Since returning from my travels over the summer loaded down with books, I quietly determined to buy no more until the end of the year. I didn’t tell anyone—resolutions like that seem to vaporize into thin air once spoken aloud—but nonetheless, I stuck to it. Money’s been a little tight, sure, but it’s also because I have so many things I want to read. I don’t need any more right now.
Of course, not needing any more books has never kept me nor any other book lover from accumulating more. There’s even that marvelous Japanese word, tsundoku, for books bought but unread. The only way, therefore, that I can keep from buying more books is simply—staying out of bookstores. And I have.

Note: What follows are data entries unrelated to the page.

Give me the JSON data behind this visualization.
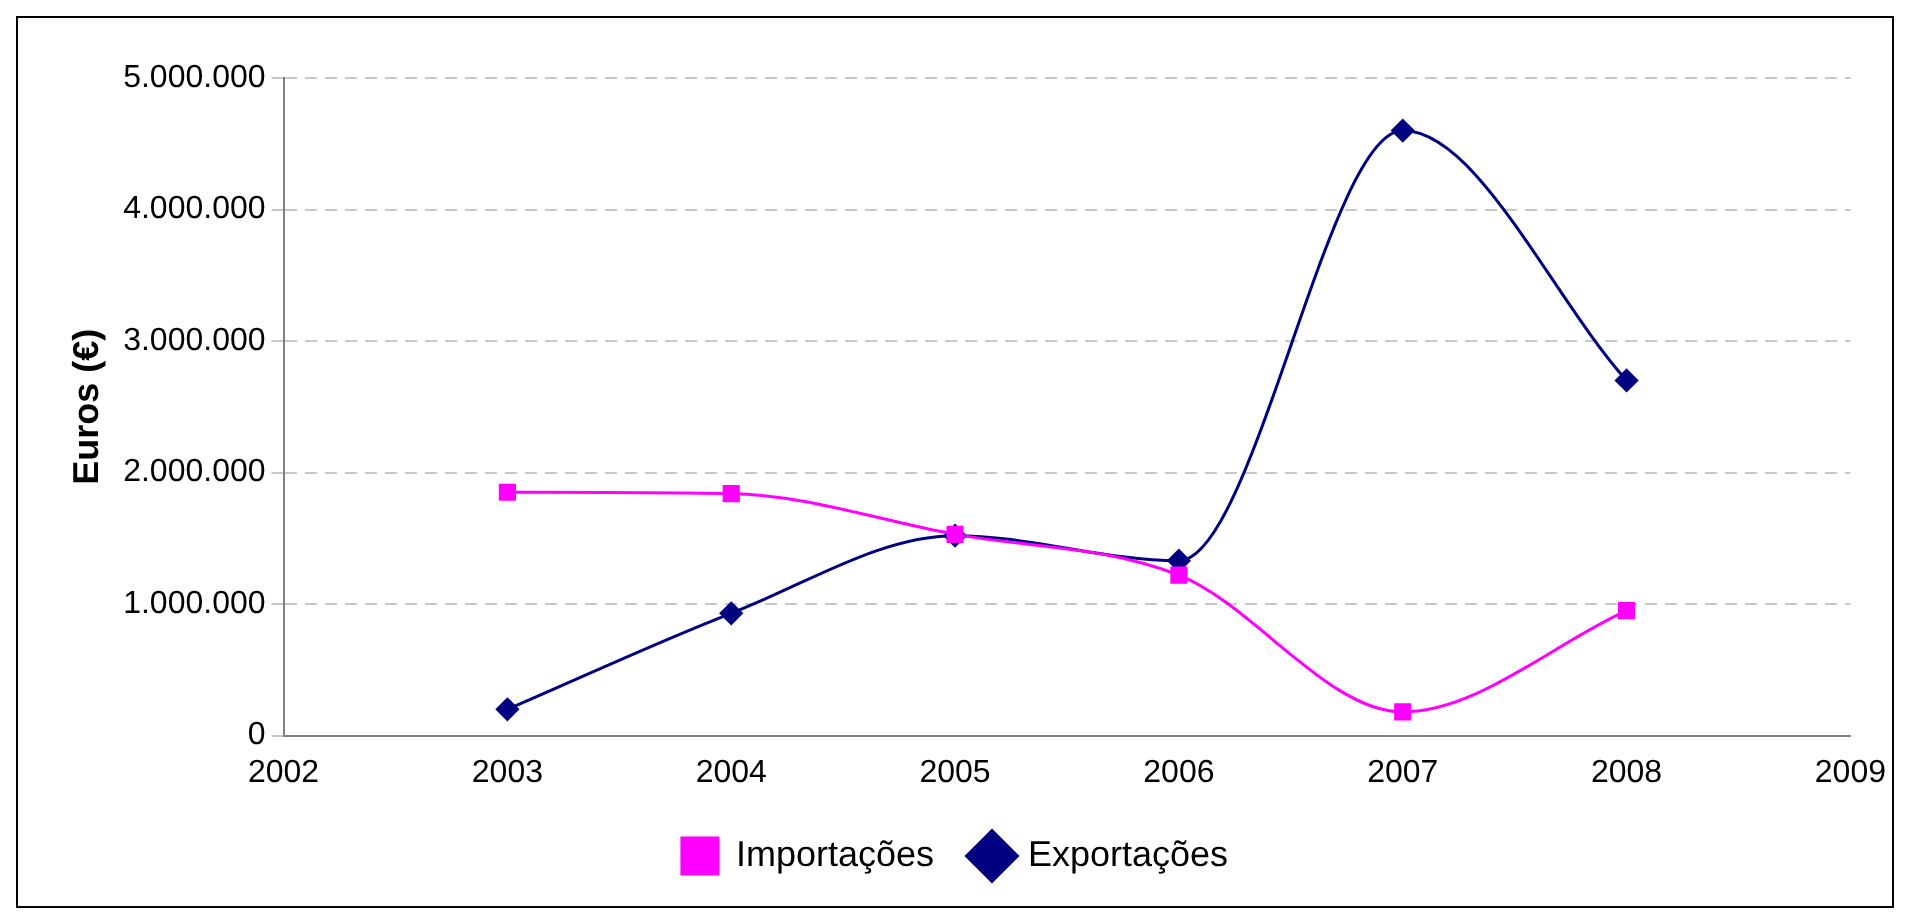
{
  "chart_data": {
    "type": "line",
    "ylabel": "Euros (€)",
    "x": [
      2003,
      2004,
      2005,
      2006,
      2007,
      2008
    ],
    "series": [
      {
        "name": "Exportações",
        "color": "#000080",
        "marker": "diamond",
        "values": [
          200000,
          930000,
          1520000,
          1330000,
          4600000,
          2700000
        ]
      },
      {
        "name": "Importações",
        "color": "#ff00ff",
        "marker": "square",
        "values": [
          1850000,
          1840000,
          1530000,
          1220000,
          180000,
          950000
        ]
      }
    ],
    "xlim": [
      2002,
      2009
    ],
    "xticks": [
      2002,
      2003,
      2004,
      2005,
      2006,
      2007,
      2008,
      2009
    ],
    "ylim": [
      0,
      5000000
    ],
    "yticks": [
      0,
      {
        "value": 1000000,
        "label": "1.000.000"
      },
      {
        "value": 2000000,
        "label": "2.000.000"
      },
      {
        "value": 3000000,
        "label": "3.000.000"
      },
      {
        "value": 4000000,
        "label": "4.000.000"
      },
      {
        "value": 5000000,
        "label": "5.000.000"
      }
    ],
    "grid": "y",
    "legend": "bottom",
    "line_style": "solid"
  }
}
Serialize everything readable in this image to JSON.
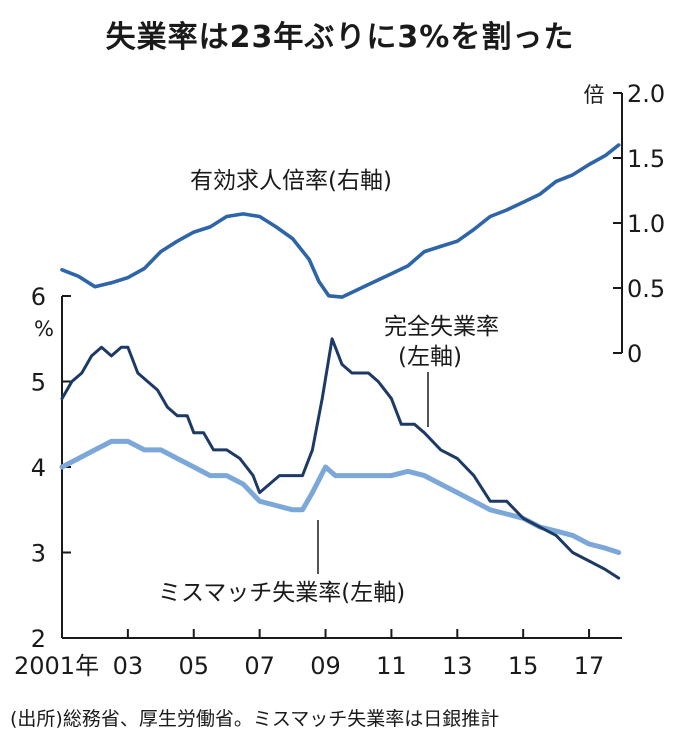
{
  "title": "失業率は23年ぶりに3%を割った",
  "source": "(出所)総務省、厚生労働省。ミスマッチ失業率は日銀推計",
  "chart_data": {
    "type": "line",
    "x_ticks": [
      {
        "label": "2001年",
        "year": 2001
      },
      {
        "label": "03",
        "year": 2003
      },
      {
        "label": "05",
        "year": 2005
      },
      {
        "label": "07",
        "year": 2007
      },
      {
        "label": "09",
        "year": 2009
      },
      {
        "label": "11",
        "year": 2011
      },
      {
        "label": "13",
        "year": 2013
      },
      {
        "label": "15",
        "year": 2015
      },
      {
        "label": "17",
        "year": 2017
      }
    ],
    "xlim": [
      2001,
      2018
    ],
    "left_axis": {
      "unit": "%",
      "ylim": [
        2,
        6
      ],
      "ticks": [
        "2",
        "3",
        "4",
        "5",
        "6"
      ]
    },
    "right_axis": {
      "unit": "倍",
      "ylim": [
        0,
        2.0
      ],
      "ticks": [
        "0",
        "0.5",
        "1.0",
        "1.5",
        "2.0"
      ]
    },
    "colors": {
      "jobs_ratio": "#2e65a8",
      "unemployment": "#1d3a66",
      "mismatch": "#7ca8d9"
    },
    "series": [
      {
        "name": "有効求人倍率(右軸)",
        "label_line1": "有効求人倍率(右軸)",
        "axis": "right",
        "x": [
          2001.0,
          2001.5,
          2002.0,
          2002.5,
          2003.0,
          2003.5,
          2004.0,
          2004.5,
          2005.0,
          2005.5,
          2006.0,
          2006.5,
          2007.0,
          2007.5,
          2008.0,
          2008.5,
          2008.8,
          2009.1,
          2009.5,
          2010.0,
          2010.5,
          2011.0,
          2011.5,
          2012.0,
          2012.5,
          2013.0,
          2013.5,
          2014.0,
          2014.5,
          2015.0,
          2015.5,
          2016.0,
          2016.5,
          2017.0,
          2017.5,
          2017.9
        ],
        "values": [
          0.64,
          0.59,
          0.51,
          0.54,
          0.58,
          0.65,
          0.78,
          0.86,
          0.93,
          0.97,
          1.05,
          1.07,
          1.05,
          0.97,
          0.88,
          0.72,
          0.55,
          0.44,
          0.43,
          0.49,
          0.55,
          0.61,
          0.67,
          0.78,
          0.82,
          0.86,
          0.95,
          1.05,
          1.1,
          1.16,
          1.22,
          1.32,
          1.37,
          1.45,
          1.52,
          1.6
        ]
      },
      {
        "name": "完全失業率(左軸)",
        "label_line1": "完全失業率",
        "label_line2": "(左軸)",
        "axis": "left",
        "x": [
          2001.0,
          2001.3,
          2001.6,
          2001.9,
          2002.2,
          2002.5,
          2002.8,
          2003.0,
          2003.3,
          2003.6,
          2003.9,
          2004.2,
          2004.5,
          2004.8,
          2005.0,
          2005.3,
          2005.6,
          2006.0,
          2006.4,
          2006.8,
          2007.0,
          2007.3,
          2007.6,
          2008.0,
          2008.3,
          2008.6,
          2008.9,
          2009.2,
          2009.5,
          2009.8,
          2010.0,
          2010.3,
          2010.6,
          2011.0,
          2011.3,
          2011.7,
          2012.0,
          2012.5,
          2013.0,
          2013.5,
          2014.0,
          2014.5,
          2015.0,
          2015.5,
          2016.0,
          2016.5,
          2017.0,
          2017.5,
          2017.9
        ],
        "values": [
          4.8,
          5.0,
          5.1,
          5.3,
          5.4,
          5.3,
          5.4,
          5.4,
          5.1,
          5.0,
          4.9,
          4.7,
          4.6,
          4.6,
          4.4,
          4.4,
          4.2,
          4.2,
          4.1,
          3.9,
          3.7,
          3.8,
          3.9,
          3.9,
          3.9,
          4.2,
          4.8,
          5.5,
          5.2,
          5.1,
          5.1,
          5.1,
          5.0,
          4.8,
          4.5,
          4.5,
          4.4,
          4.2,
          4.1,
          3.9,
          3.6,
          3.6,
          3.4,
          3.3,
          3.2,
          3.0,
          2.9,
          2.8,
          2.7
        ]
      },
      {
        "name": "ミスマッチ失業率(左軸)",
        "label_line1": "ミスマッチ失業率(左軸)",
        "axis": "left",
        "x": [
          2001.0,
          2001.5,
          2002.0,
          2002.5,
          2003.0,
          2003.5,
          2004.0,
          2004.5,
          2005.0,
          2005.5,
          2006.0,
          2006.5,
          2007.0,
          2007.5,
          2008.0,
          2008.3,
          2008.6,
          2009.0,
          2009.3,
          2009.6,
          2010.0,
          2010.5,
          2011.0,
          2011.5,
          2012.0,
          2012.5,
          2013.0,
          2013.5,
          2014.0,
          2014.5,
          2015.0,
          2015.5,
          2016.0,
          2016.5,
          2017.0,
          2017.5,
          2017.9
        ],
        "values": [
          4.0,
          4.1,
          4.2,
          4.3,
          4.3,
          4.2,
          4.2,
          4.1,
          4.0,
          3.9,
          3.9,
          3.8,
          3.6,
          3.55,
          3.5,
          3.5,
          3.7,
          4.0,
          3.9,
          3.9,
          3.9,
          3.9,
          3.9,
          3.95,
          3.9,
          3.8,
          3.7,
          3.6,
          3.5,
          3.45,
          3.4,
          3.3,
          3.25,
          3.2,
          3.1,
          3.05,
          3.0
        ]
      }
    ]
  }
}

There was that one evening when I engaged in a twist on my aforementioned drunk book-buying by stopping by a bookswap shelf after some time in a bar and waking up to a stack of four books I only vaguely recollected (not to worry, I have since returned four to the shelves as I clearly was not carrying any around with me that night to leave in exchange).
Aside from those, which were not bought so don’t really count, I’ve been very good—until last Saturday, that is, when I came home from a Christmas market with two spanking new books. One was a gift—more on that another time, I’m sure—but the other one I actually purchased: Natural History of the Wild Side of Everest by Frances Klatzel. It’s the sort of delightful, user friendly book that I wish someone would write about the Kathmandu Valley, too, covering pretty much everything, natural history-wise, from that region.
Foliage, flowers, birds and mammals, all are here and spelled out clearly: where to expect them, how to identify them, with drawings, laid out in a way that’s easy to use. It’s the resource I wanted when trekking in the Everest region and looking at trees and flowers and wondering what they were.
What makes this book so eminently useable is the way it’s laid out; the section on birds, for instance, has subheadings that include “Small noisy birds in the undergrowth” and “Dark-colored medium-sized birds” — which is just what you want if, like me, you’re perhaps not up on the specifics of bird families.
Next time I go east, this will be in my pack, and if you, dear reader, have done any high altitude trekking you’ll know just carefully you vet what you are willing to carry—especially after you’ve once done it and know how weight seems to become exponentially heavier the higher one goes. So I do not say it lightly.
Recommended for visitors to eastern Nepal and armchair travelers alike.